J'ai poussé une porte, descendu
l'escalier ; j'ai poussé une porte, traversé la forêt. La couronne que
j'emporte, au fond de la vallée, scintille de mes rêves, de leurs ombres
prospères, que patiemment, j'attends.
J'ai poussé une porte. Egaré,
j'ai prié, espéré la lumière ; j'ai repris le sentier. Je n'étais plus de glace
mais pas encore de lin. J'allais par les traverses, les sentes improbables, les
allées consumées. Je traquais les aubes, les aurores, les recommencements, les
déclins périssables, les fins et leurs vertus. J'empruntais les routes peu
carrossables et les voies sans issues. J'errais de forges en grottes, de douves
en crevasses, j'errais sous les pâtures sans croiser de berger, j'errais dans
le maquis, rêche de mes pensées. Je manquais de vacances. De vacances de moi.

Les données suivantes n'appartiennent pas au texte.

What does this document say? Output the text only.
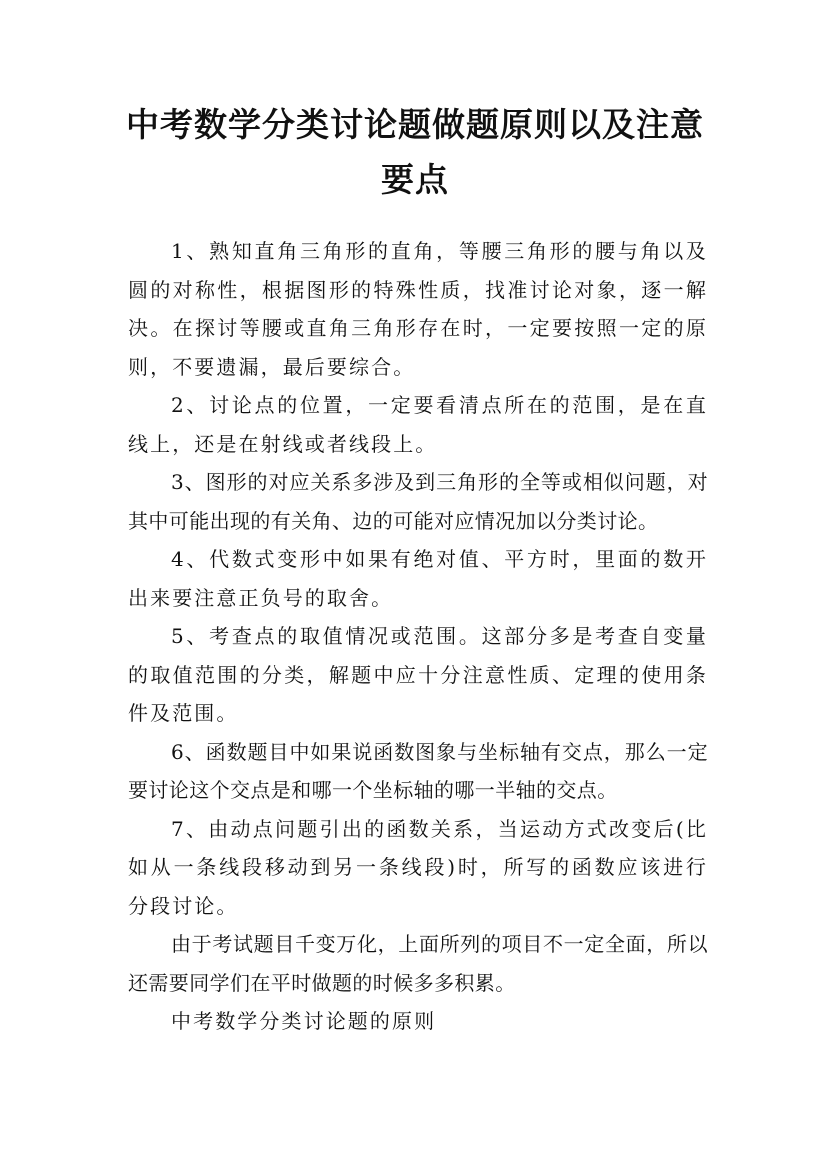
中考数学分类讨论题做题原则以及注意要点

1、熟知直角三角形的直角，等腰三角形的腰与角以及圆的对称性，根据图形的特殊性质，找准讨论对象，逐一解决。在探讨等腰或直角三角形存在时，一定要按照一定的原则，不要遗漏，最后要综合。

2、讨论点的位置，一定要看清点所在的范围，是在直线上，还是在射线或者线段上。

3、图形的对应关系多涉及到三角形的全等或相似问题，对其中可能出现的有关角、边的可能对应情况加以分类讨论。

4、代数式变形中如果有绝对值、平方时，里面的数开出来要注意正负号的取舍。

5、考查点的取值情况或范围。这部分多是考查自变量的取值范围的分类，解题中应十分注意性质、定理的使用条件及范围。

6、函数题目中如果说函数图象与坐标轴有交点，那么一定要讨论这个交点是和哪一个坐标轴的哪一半轴的交点。

7、由动点问题引出的函数关系，当运动方式改变后(比如从一条线段移动到另一条线段)时，所写的函数应该进行分段讨论。

由于考试题目千变万化，上面所列的项目不一定全面，所以还需要同学们在平时做题的时候多多积累。

中考数学分类讨论题的原则
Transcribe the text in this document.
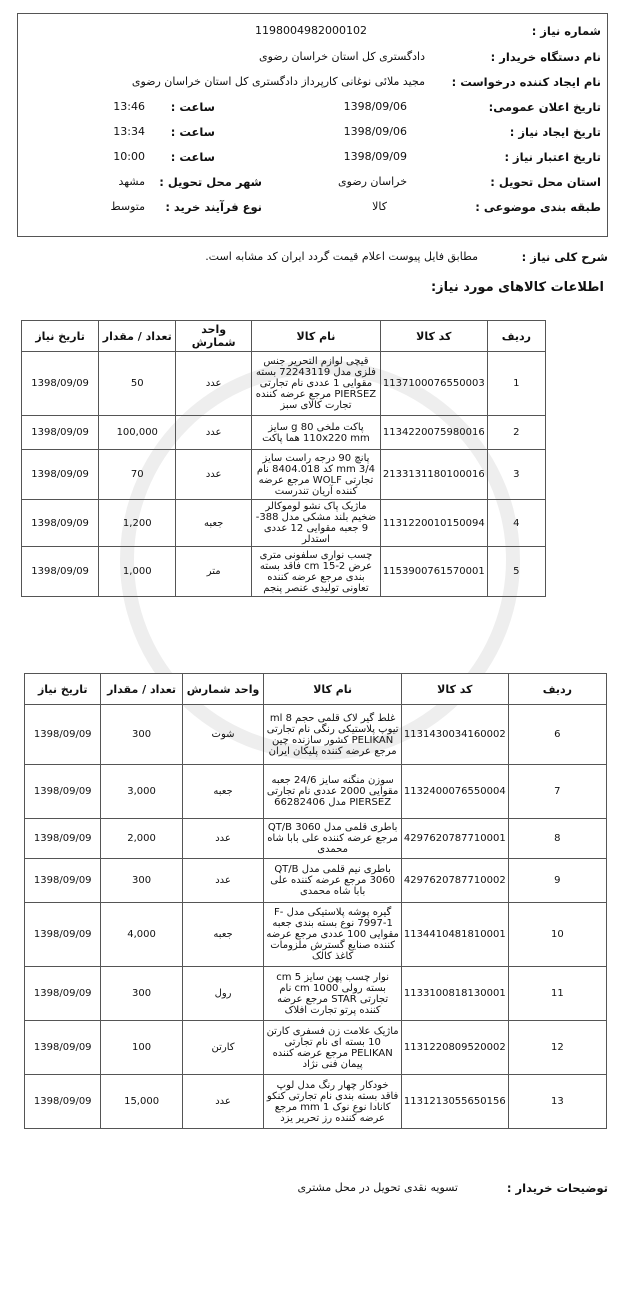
شماره نیاز :
1198004982000102
نام دستگاه خریدار :
دادگستری کل استان خراسان رضوی
نام ایجاد کننده درخواست :
مجید ملائی نوغانی کارپرداز دادگستری کل استان خراسان رضوی
تاریخ اعلان عمومی:
1398/09/06
ساعت :
13:46
تاریخ ایجاد نیاز :
1398/09/06
ساعت :
13:34
تاریخ اعتبار نیاز :
1398/09/09
ساعت :
10:00
استان محل تحویل :
خراسان رضوی
شهر محل تحویل :
مشهد
طبقه بندی موضوعی :
کالا
نوع فرآیند خرید :
متوسط
شرح کلی نیاز :
مطابق فایل پیوست اعلام قیمت گردد ایران کد مشابه است.
اطلاعات کالاهای مورد نیاز:
ردیف	کد کالا	نام کالا	واحد شمارش	تعداد / مقدار	تاریخ نیاز
1	1137100076550003	قیچی لوازم التحریر جنس فلزی مدل 72243119 بسته مقوایی 1 عددی نام تجارتی PIERSEZ مرجع عرضه کننده تجارت کالای سبز	عدد	50	1398/09/09
2	1134220075980016	پاکت ملخی 80 g سایز 110x220 mm هما پاکت	عدد	100,000	1398/09/09
3	2133131180100016	پانچ 90 درجه راست سایز 3/4 mm کد 8404.018 نام تجارتی WOLF مرجع عرضه کننده آریان تندرست	عدد	70	1398/09/09
4	1131220010150094	ماژیک پاک نشو لوموکالر ضخیم بلند مشکی مدل 388-9 جعبه مقوایی 12 عددی استدلر	جعبه	1,200	1398/09/09
5	1153900761570001	چسب نواری سلفونی متری عرض 2-15 cm فاقد بسته بندی مرجع عرضه کننده تعاونی تولیدی عنصر پنجم	متر	1,000	1398/09/09
ردیف	کد کالا	نام کالا	واحد شمارش	تعداد / مقدار	تاریخ نیاز
6	1131430034160002	غلط گیر لاک قلمی حجم 8 ml تیوپ پلاستیکی رنگی نام تجارتی PELIKAN کشور سازنده چین مرجع عرضه کننده پلیکان ایران	شوت	300	1398/09/09
7	1132400076550004	سوزن منگنه سایز 24/6 جعبه مقوایی 2000 عددی نام تجارتی PIERSEZ مدل 66282406	جعبه	3,000	1398/09/09
8	4297620787710001	باطری قلمی مدل QT/B 3060 مرجع عرضه کننده علی بابا شاه محمدی	عدد	2,000	1398/09/09
9	4297620787710002	باطری نیم قلمی مدل QT/B 3060 مرجع عرضه کننده علی بابا شاه محمدی	عدد	300	1398/09/09
10	1134410481810001	گیره پوشه پلاستیکی مدل F-7997-1 نوع بسته بندی جعبه مقوایی 100 عددی مرجع عرضه کننده صنایع گسترش ملزومات کاغذ کالک	جعبه	4,000	1398/09/09
11	1133100818130001	نوار چسب پهن سایز 5 cm بسته رولی 1000 cm نام تجارتی STAR مرجع عرضه کننده پرتو تجارت افلاک	رول	300	1398/09/09
12	1131220809520002	ماژیک علامت زن فسفری کارتن 10 بسته ای نام تجارتی PELIKAN مرجع عرضه کننده پیمان فنی نژاد	کارتن	100	1398/09/09
13	1131213055650156	خودکار چهار رنگ مدل لوپ فاقد بسته بندی نام تجارتی کنکو کانادا نوع نوک 1 mm مرجع عرضه کننده رز تحریر یزد	عدد	15,000	1398/09/09
توضیحات خریدار :
تسویه نقدی تحویل در محل مشتری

Je n'étais plus de glace et c'était déjà ça.
Je poussais d'autres portes qui
ne résistaient pas. Etait-ce inutile ? Pourquoi presser le pas ? Etais-je plus
qu'une ombre en devenir ? Pour l'instant je m'estompe en vue de ce destin. Je
m'entraîne, m'exerce, m'approprie le chemin. Je m'ébroue dans les brumes, aux confins
du sans-forme. Trop loin ?
Une goutte s'écrase et la feuille
frémit. Le parfum de l'aurore déguise le sentier. Une cloche lointaine me
convoque. Je viens...
Quelques brindilles sautent, des
feuilles mortes crissent. La brume, bien sûr fait escorte. Des formes équivoques
me disent d'où je viens. Déjà, je les ignore. La terre, molle, aspire mon élan
et mes pensées s'enlisent en des amas spongieux. Les printemps sont des cartes,
des dessins griffonnés sur la peau, des rêves indociles. Prémisses.
Soubresauts. Les hivers sont des livres ouverts sur les mémoires, des romans
facétieux aux chapitres incomplets d'épopées, de boudoirs... Mille miroirs
enferment le héros. Mille parfums l'enivrent. Milles potions manœuvrent.
Je m'étais assis là, à l'aplomb de
ses berges, sous l'offrande des vents. J'entendais la musique, j'écoutais le
silence. Simultanément. Je voyais les nuances des bleus, des verts, des beiges
; la danse des nuages colorant les courants en un tableau mouvant. Je suis
resté là, assis, fasciné par l'étreinte, le doux accouplement du fleuve, de la
terre et leur miroir fragile, de l'orient au couchant.